Description
Warm up your evenings with this hearty vegetarian chili that’s bursting with flavor and nutrition. Packed with protein-rich beans, vibrant vegetables, and aromatic spices, this dish is not just a meal; it’s a comforting experience perfect for family gatherings or cozy nights in. Easy to prepare and customizable, this vegetarian chili will surely become a favorite in your recipe collection.
Ingredients
Scale
- 1 can (15 oz) kidney beans, drained and rinsed
- 1 can (15 oz) black beans, drained and rinsed
- 1 can (14.5 oz) fire-roasted diced tomatoes
- 1 red bell pepper, diced
- 1 yellow bell pepper, diced
- 1 medium onion, chopped
- 3 cloves garlic, minced
- 4 cups low-sodium vegetable broth
- 2 tsp ground cumin
- 2 tsp chili powder (adjust for spice preference)
- 2 tbsp olive oil
Instructions
- Prepare the ingredients: Chop onions, mince garlic, and dice the bell peppers.
- Sauté the vegetables: In a large pot over medium heat, heat olive oil. Add the onion and cook until translucent. Stir in garlic and bell peppers; cook until softened.
- Add tomatoes: Stir in the fire-roasted diced tomatoes along with their juices and let simmer for about five minutes.
- Mix in the beans: Add the drained kidney beans and black beans to the pot. Stir gently to combine.
- Season with spices: Sprinkle cumin and chili powder over the mixture; stir well to coat evenly.

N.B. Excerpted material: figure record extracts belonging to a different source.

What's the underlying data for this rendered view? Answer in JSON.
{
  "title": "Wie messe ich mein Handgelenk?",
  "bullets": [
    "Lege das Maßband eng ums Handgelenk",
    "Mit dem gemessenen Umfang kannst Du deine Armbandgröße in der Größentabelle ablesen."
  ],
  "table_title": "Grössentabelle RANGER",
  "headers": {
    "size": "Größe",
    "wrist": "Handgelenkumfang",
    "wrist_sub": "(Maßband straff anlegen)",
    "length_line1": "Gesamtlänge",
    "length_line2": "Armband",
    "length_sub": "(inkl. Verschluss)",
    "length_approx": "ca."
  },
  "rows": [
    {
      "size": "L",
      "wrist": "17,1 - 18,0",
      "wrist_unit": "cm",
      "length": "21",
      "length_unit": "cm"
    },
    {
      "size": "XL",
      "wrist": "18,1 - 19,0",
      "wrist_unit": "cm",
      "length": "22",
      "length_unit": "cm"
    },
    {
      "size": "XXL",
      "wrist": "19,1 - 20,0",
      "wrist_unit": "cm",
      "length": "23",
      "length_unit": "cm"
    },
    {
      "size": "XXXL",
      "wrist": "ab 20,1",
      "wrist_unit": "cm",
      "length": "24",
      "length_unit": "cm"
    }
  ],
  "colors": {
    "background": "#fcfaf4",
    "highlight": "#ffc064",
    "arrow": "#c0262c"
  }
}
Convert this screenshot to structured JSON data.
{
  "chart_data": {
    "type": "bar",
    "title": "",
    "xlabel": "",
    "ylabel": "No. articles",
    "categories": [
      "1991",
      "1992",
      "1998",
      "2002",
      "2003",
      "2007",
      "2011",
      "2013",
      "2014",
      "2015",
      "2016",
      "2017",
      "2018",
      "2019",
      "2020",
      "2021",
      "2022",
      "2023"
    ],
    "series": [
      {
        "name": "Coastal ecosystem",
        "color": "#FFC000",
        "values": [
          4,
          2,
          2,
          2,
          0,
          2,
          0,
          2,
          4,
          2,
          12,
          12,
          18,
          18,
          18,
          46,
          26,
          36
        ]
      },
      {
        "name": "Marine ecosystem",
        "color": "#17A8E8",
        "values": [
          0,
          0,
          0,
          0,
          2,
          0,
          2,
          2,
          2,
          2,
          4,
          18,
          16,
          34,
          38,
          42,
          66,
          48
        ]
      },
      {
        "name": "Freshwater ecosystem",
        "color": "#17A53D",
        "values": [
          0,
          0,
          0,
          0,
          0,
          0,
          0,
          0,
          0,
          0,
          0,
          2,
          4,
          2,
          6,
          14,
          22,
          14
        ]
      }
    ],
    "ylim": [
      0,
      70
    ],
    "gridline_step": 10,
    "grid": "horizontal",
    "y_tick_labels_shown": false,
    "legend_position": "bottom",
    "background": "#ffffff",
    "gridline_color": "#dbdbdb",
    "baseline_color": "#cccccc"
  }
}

- Pour in broth: Add vegetable broth until all ingredients are submerged. Bring to a gentle boil then reduce heat to low; simmer uncovered for 30-40 minutes.
- Prep Time: 15 minutes
- Cook Time: 40 minutes
- Category: Main
- Method: Stovetop
- Cuisine: Vegetarian
Nutrition
- Serving Size: 1 cup (240g)
- Calories: 280
- Sugar: 6g
- Sodium: 600mg
- Fat: 7g
- Saturated Fat: 1g
- Unsaturated Fat: 5g
- Trans Fat: 0g
- Carbohydrates: 47g
- Fiber: 12g
- Protein: 14g
- Cholesterol: 0mg
Keywords: For extra sweetness, consider adding corn or swapping black beans for chickpeas. Letting your chili simmer longer deepens the flavor—taste and adjust spices before serving. Top with avocado slices or shredded cheese for added richness.